Organisational Dysfunction of the Day
Local optimisations
Context: Any work group of people want to improve their way of working if they could, removing unnecessary work, resources or waste, as Lean calls it. Agile gave the teams that ability, at least to a large extent. Some may only be able to adjust technical issues, while others may even be empowered to decide how they want to do work. For example, one team decides they want to move to an event-driven architecture, while another wants to replace Scrum with Kanban. All great local optimisations that they should be able to do, but often are prevented from doing so, as they need to interact with other teams and are not able to get them to adjust. Or management may not let them because of the impact it has. Again, teams are stuck.

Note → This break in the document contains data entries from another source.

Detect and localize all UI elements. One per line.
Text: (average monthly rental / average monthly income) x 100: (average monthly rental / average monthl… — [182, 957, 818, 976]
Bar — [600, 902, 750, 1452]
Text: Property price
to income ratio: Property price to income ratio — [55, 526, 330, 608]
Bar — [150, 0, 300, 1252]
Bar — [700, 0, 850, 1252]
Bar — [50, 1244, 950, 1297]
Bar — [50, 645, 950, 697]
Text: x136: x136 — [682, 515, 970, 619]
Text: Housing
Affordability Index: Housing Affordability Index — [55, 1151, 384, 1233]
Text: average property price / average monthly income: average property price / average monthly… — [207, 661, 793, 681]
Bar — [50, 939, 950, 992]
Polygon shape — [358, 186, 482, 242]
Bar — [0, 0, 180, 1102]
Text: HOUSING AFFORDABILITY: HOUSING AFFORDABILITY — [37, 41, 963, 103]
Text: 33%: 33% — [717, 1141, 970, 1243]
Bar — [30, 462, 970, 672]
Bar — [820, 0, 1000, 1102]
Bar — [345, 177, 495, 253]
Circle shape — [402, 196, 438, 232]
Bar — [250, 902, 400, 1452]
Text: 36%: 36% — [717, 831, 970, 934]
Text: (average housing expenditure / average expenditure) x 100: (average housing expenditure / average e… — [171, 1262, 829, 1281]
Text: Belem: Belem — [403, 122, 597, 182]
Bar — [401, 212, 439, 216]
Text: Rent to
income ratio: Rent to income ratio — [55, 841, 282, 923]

OST explains: This issue is not directly related to OST necessarily, but more to the parts-to-whole relation that comes out of systems thinking, which OST clearly is. Local optimisations in a part are perfect if it does not affect anyone else, which is rarely the case as parts are interconnected with other parts, often even through the shared relation they have to the whole. In a purposeful social system, even more so, as not only must the changes physically fit, but they must also align with the shared purpose of the system as a whole. Most organisations deal with this paradox, the interest of the parts vs. the whole, by designing top down, creating guardrails for the parts to operate within, giving them limited freedom. OST, on the other hand, replaces this centralisation of command and control by distributing it to the parts, where they can design their own work as long as they make sure it aligns with the goals of the system as a whole, like business goals and strategic plans, and, just as importantly, coordinate with all the affected parties. This enables local optimisations for the benefit of the whole.